O dólar pode persistir no limiar crítico da confiança, mas também se enfraquecer gradualmente até ser substituído por um regime monetário multipolar, formado por diversas moedas seguras, inclusive alternativas digitais, funcionando como refúgio durante crises. Será um processo lento, mas sustentável.
O que isso significa para o Brasil e o Sul Global?
A dependência exclusiva do dólar expõe países como o Brasil a vulnerabilidades: sanções indiretas, tarifaços diretos, flutuações cambiais e inflação importada.
A diversificação de reservas (como aponta o FMI) já está em curso: entre 1999 e 2021, a participação do dólar caiu de ~71% para 59%, e parte migrou para o renminbi e outras moedas menores.
Em resposta às sanções e tarifas coercitivas, países do BRICS vêm articulando alternativas como pagamentos bilaterais em moedas locais, redes paralelas (CIPS, SPFS) e até CBDCs.
Embora estabilização digital (tokenized deposits) seja uma via de fortalecimento do dollar-system, o abuso contínuo do poder monetário acelerará a busca por modelos alternativos, inevitáveis em médio prazo.

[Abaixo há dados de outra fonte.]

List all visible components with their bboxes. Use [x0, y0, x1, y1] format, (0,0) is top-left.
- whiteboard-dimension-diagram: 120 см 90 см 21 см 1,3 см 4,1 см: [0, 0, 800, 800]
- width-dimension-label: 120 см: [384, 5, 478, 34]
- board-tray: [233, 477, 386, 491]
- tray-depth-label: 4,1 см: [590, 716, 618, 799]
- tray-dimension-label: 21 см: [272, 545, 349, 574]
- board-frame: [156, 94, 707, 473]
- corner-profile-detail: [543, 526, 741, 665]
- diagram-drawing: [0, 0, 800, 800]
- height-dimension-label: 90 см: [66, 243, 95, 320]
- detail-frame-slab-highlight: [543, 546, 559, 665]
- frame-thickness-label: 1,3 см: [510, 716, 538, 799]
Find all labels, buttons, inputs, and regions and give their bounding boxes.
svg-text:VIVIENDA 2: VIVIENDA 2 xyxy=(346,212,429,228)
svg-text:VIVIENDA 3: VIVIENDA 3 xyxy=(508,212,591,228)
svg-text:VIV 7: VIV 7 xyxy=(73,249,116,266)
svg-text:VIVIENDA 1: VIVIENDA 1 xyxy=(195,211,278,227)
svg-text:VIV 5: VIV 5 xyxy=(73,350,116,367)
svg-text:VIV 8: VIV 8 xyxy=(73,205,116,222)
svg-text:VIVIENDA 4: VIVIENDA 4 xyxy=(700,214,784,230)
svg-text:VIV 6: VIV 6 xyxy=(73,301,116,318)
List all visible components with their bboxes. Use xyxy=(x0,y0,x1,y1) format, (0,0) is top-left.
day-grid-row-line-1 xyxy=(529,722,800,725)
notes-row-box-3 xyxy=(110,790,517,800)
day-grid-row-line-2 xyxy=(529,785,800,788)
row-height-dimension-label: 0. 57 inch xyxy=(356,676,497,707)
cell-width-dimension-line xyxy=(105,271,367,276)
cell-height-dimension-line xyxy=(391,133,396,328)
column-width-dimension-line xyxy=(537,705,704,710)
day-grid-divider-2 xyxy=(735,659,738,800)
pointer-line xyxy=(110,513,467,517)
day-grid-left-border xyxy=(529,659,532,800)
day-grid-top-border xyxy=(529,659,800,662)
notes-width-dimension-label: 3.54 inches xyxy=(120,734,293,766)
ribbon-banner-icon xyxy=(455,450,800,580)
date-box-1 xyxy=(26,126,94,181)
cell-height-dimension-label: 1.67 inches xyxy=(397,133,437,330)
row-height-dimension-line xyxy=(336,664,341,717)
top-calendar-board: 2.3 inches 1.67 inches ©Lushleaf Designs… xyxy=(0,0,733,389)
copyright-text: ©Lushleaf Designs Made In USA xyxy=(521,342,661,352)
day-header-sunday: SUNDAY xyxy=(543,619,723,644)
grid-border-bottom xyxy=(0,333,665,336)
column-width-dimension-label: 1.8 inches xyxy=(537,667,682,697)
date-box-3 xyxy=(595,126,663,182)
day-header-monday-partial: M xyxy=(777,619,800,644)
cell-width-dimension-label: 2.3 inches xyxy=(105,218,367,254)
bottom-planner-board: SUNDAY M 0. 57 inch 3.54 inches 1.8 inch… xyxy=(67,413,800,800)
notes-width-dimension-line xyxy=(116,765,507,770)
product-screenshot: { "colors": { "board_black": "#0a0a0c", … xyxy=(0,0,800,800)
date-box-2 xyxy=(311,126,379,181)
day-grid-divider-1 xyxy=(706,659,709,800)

Blustein, portanto, alerta quanto ao “reino do dólar” não ser eterno se seus fundamentos forem deteriorados por dentro. A combinação de déficit fiscal elevado, perda da independência institucional e uso arbitrário das sanções pode abalar a confiança global mesmo antes de surgir um rival monetário coeso.
Esse cenário impõe ao Brasil e ao Sul Global um desafio estratégico: investir em sistemas financeiros alternativos, apostar na digitalização soberana, incluindo moeda digital e infraestrutura. Cabe fortalecer cooperações no BRICS para mitigar riscos e garantir autonomia monetária no século XXI.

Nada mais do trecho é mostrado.